Methods: The use of orthogonal linear polarization filters over both the flash source and the detector array removes the polarization-retaining light reflected from the epidermal layer. Only the depolarized light backscattered from the papillary dermal matrix reaches the detector array. By separating the RGB color planes of an image acquired in this manner and applying a dedicated image processing algorithm, spectroscopic information about the chromophores in the dermal tissue can be attained. If the algorithm is based on a differential principle in which the normalized differences between the individual values of the red and green color plane are calculated, tissue components with similar spectral signature in both planes are suppressed, while components with different spectral signatures such as RBCs are enhanced.

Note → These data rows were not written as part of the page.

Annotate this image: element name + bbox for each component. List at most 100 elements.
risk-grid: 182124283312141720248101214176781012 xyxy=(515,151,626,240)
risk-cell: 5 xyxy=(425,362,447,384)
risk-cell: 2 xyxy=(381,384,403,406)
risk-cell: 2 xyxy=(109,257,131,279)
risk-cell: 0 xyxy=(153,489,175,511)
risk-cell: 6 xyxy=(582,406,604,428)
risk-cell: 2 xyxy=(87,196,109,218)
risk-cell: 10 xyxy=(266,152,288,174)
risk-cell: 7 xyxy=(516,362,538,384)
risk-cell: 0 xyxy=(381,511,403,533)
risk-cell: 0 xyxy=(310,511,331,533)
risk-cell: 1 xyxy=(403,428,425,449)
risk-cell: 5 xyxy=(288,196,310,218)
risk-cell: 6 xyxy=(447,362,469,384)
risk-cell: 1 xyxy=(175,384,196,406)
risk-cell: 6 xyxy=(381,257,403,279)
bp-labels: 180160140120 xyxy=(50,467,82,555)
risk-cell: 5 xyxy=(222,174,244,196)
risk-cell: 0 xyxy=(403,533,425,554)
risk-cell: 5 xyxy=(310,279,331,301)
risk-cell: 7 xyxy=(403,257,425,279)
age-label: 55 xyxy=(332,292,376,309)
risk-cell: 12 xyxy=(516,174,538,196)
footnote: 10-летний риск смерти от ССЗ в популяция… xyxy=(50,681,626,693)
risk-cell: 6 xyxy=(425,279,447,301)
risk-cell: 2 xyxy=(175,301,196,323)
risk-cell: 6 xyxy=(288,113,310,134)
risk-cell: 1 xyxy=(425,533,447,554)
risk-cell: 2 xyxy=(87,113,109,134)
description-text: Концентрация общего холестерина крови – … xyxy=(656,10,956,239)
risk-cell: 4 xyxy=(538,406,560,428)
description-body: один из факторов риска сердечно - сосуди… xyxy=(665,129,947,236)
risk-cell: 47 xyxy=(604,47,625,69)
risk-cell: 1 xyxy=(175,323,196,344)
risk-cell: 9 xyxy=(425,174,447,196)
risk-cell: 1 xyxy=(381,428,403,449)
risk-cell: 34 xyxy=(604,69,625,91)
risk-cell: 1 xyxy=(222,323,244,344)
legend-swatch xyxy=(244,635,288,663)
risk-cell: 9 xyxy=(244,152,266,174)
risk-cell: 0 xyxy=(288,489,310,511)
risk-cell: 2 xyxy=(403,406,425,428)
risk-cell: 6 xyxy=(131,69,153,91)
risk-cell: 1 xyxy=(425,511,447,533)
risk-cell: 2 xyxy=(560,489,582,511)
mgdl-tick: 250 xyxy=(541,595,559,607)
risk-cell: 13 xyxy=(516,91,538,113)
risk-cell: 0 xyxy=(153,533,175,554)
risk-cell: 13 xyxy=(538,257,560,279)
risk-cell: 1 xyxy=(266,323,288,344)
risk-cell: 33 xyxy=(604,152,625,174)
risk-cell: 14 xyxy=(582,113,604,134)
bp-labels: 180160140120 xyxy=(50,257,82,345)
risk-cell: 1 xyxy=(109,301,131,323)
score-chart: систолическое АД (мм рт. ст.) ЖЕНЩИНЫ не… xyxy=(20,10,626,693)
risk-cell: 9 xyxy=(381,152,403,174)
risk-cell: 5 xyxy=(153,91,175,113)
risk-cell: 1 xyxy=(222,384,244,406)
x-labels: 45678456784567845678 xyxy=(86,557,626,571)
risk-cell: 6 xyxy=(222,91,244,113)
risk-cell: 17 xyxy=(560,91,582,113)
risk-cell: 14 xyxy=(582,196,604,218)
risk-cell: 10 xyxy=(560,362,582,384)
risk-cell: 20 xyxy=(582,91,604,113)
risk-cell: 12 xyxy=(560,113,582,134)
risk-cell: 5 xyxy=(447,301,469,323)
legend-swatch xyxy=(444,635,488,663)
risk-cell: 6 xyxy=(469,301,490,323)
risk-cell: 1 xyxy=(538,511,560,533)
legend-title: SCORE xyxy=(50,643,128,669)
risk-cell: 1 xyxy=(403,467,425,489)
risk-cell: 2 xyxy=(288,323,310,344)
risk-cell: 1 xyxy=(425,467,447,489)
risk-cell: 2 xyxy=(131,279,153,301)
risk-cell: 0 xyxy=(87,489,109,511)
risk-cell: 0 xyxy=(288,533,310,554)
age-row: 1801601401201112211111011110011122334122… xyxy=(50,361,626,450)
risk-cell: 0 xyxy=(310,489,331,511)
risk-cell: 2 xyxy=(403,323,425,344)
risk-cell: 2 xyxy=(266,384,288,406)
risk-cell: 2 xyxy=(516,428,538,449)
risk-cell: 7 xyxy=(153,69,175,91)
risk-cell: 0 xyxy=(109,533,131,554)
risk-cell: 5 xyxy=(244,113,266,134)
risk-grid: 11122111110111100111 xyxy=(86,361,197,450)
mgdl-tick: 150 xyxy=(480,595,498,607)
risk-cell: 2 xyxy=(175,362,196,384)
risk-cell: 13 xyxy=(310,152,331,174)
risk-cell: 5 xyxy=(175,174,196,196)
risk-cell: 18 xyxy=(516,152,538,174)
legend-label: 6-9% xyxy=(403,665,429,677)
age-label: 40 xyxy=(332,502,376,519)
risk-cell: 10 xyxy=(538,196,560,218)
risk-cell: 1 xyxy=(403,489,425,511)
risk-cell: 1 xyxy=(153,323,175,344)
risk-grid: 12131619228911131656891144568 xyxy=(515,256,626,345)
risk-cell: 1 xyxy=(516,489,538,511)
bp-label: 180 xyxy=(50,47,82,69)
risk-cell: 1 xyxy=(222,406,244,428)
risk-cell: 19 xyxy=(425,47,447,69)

Results: In vitro fluid models compare well with theory and computer simulations in describing a linear relationship between the imager output signal termed the tissue viability index (TiViindex) and RBC concentration in the physiological range of 0–4% RBC fraction of tissue volume (cc=0.997, n=20). The influence of oxygen saturation on the calculated RBC concentration is limited to within −3.9% for values within the physiological range (70–100% oxygen saturation). Monte Carlo simulations provide information about the sampling depth (about 0.5 mm on the average) of the imaging system. In vivo system evaluation based on iontophoresis of acetylcholine displays a heterogeneous pattern of vasodilatation appearing inside the electrode area after about 10 min. Topical application of methyl nicotinate and clobetasol propionate further demonstrates the capacity to document the extent and intensity of both an increase (erythema) and a decrease (blanching) in the skin RBC concentration without movement artifact and with compensation for irregularity in pigmentation.
Conclusions: Polarization light spectroscopy imaging for assessment of RBC concentration in the skin microvasculature is a robust and accessible technique for the clinical setting. Additionally, the technique has pre-clinical research applications for investigation of the spatial and temporal aspects of skin erythema and blanching as well as a potential role in drug development, skin care product development and skin toxicological assessment.